Rabu, Maret 4, 2026
HomeNewsEkonomiDua Bulan Pertama 2026, OJK Terima 6.792 Pengaduan Soal Pinjol dan Investasi...

Dua Bulan Pertama 2026, OJK Terima 6.792 Pengaduan Soal Pinjol dan Investasi Ilegal

Penawaran investasi ilegal dan pinjaman online (pinjol) ilegal benar-benar tidak ada matinya. Hasil Rapat Dewan Komisioner Bulanan (RDKB) Otoritas Jasa Keuangan (OJK) yang dirilis, Selasa (3/3/2026), mengungkapkan, sejak 1 Januari 2026 hingga 26 Februari 2026, OJK menerima 6.792 pengaduan terkait entitas ilegal.

Yaitu, sebanyak 5.470 pengaduan mengenai pinjol ilegal, 1.295 pengaduan terkait investasi ilegal, dan 27 pengaduan terkait gadai ilegal.

Dari hampir 7.000 pengaduan itu, Satuan Tugas Pemberantasan Aktivitas Keuangan Ilegal (Satgas PASTI) yang dibentuk OJK, telah menemukan dan menghentikan 951 entitas pinjol ilegal dan 2 penawaran investasi ilegal, di sejumlah situs dan aplikasi.

Belum cukup sampai di situ, OJK yang bersama anggota Satgas PASTI serta asosiasi industri perbankan dan sistem pembayaran membentuk Indonesia Anti-Scam Centre (IASC) atau Pusat Penanganan Penipuan Transaksi Keuangan, juga melaporkan, sejak beroperasi 22 November 2024 sampai 26 Februari 2026, IASC telah menerima 477.600 laporan scam.

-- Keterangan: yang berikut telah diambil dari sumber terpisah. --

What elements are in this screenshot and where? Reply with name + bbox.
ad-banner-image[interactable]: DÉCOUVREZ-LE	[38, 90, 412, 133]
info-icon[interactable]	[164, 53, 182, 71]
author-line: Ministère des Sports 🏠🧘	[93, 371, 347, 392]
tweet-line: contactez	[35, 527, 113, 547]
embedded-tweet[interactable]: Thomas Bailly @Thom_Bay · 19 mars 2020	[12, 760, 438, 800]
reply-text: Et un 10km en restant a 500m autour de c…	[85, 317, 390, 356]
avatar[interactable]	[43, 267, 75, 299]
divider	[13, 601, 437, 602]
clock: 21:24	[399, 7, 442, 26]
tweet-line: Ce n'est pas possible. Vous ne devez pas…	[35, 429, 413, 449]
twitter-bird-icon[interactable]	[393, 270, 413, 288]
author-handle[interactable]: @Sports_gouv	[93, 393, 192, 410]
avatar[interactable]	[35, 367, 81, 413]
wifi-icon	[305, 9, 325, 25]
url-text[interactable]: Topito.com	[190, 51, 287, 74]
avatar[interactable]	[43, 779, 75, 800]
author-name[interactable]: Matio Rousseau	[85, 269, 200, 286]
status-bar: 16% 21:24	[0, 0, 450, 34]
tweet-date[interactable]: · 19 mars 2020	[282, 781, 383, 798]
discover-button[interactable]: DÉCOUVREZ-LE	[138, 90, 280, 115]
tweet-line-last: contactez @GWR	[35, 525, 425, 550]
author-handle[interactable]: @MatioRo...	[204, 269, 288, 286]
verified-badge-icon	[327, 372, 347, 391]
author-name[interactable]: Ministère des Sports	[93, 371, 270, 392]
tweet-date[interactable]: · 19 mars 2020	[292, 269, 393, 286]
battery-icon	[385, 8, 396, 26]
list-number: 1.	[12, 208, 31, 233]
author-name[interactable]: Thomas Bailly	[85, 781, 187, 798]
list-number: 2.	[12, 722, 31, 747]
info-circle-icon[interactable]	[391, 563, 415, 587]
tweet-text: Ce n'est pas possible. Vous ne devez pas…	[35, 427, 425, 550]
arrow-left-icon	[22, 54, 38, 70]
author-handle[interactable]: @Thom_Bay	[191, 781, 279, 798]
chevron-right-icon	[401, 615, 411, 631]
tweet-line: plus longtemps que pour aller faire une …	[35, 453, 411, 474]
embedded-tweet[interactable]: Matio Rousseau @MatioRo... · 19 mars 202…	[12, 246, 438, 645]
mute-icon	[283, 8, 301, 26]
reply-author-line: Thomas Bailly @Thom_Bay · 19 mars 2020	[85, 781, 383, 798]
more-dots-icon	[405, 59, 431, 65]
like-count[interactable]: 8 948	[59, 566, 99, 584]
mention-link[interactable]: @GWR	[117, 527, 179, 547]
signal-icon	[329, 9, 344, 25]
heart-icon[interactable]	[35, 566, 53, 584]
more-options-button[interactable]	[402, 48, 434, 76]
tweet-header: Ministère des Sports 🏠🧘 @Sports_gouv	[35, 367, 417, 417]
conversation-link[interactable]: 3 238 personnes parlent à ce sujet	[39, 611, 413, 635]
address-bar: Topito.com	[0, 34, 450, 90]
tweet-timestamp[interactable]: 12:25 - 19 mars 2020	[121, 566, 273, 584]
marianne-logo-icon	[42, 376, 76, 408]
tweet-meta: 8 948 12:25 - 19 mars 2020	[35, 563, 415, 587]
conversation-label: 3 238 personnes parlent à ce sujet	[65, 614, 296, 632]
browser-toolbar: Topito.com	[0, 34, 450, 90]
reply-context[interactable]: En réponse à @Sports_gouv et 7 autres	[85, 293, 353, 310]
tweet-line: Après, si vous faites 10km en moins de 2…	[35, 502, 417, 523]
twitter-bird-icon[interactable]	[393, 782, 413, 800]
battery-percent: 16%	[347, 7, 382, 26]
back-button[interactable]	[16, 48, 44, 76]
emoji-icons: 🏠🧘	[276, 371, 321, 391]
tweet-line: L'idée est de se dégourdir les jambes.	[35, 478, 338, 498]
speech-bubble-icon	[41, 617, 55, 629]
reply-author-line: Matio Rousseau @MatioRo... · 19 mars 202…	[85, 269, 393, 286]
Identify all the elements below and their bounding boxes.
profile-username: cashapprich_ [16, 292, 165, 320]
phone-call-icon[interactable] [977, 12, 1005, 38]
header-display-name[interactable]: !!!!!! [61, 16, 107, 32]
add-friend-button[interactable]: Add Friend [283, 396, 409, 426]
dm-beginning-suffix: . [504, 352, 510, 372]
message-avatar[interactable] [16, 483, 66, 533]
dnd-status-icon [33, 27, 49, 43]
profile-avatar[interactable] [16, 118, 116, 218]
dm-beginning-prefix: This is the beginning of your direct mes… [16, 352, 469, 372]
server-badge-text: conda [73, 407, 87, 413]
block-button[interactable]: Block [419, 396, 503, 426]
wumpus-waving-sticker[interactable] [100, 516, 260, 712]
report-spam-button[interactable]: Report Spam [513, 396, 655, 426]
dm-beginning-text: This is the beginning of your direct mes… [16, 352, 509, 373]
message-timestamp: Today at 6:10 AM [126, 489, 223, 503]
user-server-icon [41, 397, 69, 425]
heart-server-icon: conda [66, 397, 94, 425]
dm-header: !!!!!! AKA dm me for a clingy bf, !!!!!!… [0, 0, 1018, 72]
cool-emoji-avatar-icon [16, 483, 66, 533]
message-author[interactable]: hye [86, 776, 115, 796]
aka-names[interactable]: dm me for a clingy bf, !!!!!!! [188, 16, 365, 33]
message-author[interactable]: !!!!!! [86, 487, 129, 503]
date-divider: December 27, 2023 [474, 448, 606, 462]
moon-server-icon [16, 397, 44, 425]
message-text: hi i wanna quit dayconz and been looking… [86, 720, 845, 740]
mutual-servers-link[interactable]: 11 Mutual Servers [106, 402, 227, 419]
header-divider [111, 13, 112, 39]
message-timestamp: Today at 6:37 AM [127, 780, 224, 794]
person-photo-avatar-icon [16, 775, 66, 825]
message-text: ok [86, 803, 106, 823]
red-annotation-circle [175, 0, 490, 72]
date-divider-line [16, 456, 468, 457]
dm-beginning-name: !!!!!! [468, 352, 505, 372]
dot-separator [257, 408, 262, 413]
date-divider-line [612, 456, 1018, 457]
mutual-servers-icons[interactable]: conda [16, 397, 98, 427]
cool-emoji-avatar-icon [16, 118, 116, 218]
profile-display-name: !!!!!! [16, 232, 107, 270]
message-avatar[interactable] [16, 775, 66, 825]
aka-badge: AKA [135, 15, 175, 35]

Sebanyak 243.323 laporan disampaikan korban melalui bank dan penyedia sistem pembayaran, yang kemudian dimasukkan ke dalam sistem IASC, dan 234.277 laporan langsung disamoaikan korban ke dalam sistem IASC.

Baca juga: Untuk Pertama Kali, Indonesia Anti-Scam Centre Berhasil Kembalikan Duit Korban Scam Rp161 Miliar

Jumlah rekening dilaporkan mencapai 809.355, dan jumlah rekening yang sudah diblokir sebanyak 436.727. Sejauh ini, total dana korban yang berhasil diblokir mencapai Rp566,1 miliar.

OJK tidak lagi menyebutkan jumlah kerugian yang diderita korban scam. Sebelumnya OJK melaporkan, sampai Januari 2026, kerugian akibat scam yang dilaporkan korban mencapai Rp9,1 triliun. Kerugian yang sebenarnya sangat mungkin jauh lebih besar, karena hanya sedikit korban scam yang melapor.

IASC sendiri sudah menemukan 75.711 nomor telepon yang dilaporkan korban penipuan keuangan atau scam, tapi OJK tidak menyebutkan tindakan yang dilakukan terhadap nomor telepon para penipu tersebut.

Hanya dikatakan, IASC akan terus meningkatkan kapasitasnya mempercepat penanganan kasus penipuan di sektor keuangan.

Sebelumnya, IASC berhasil mengembalikan Rp167 miliar dana yang berhasil diblokir kepada 1.072 masyarakat korban scam/penipuan digital dari 15 bank yang digunakan pelaku kejahatan scam.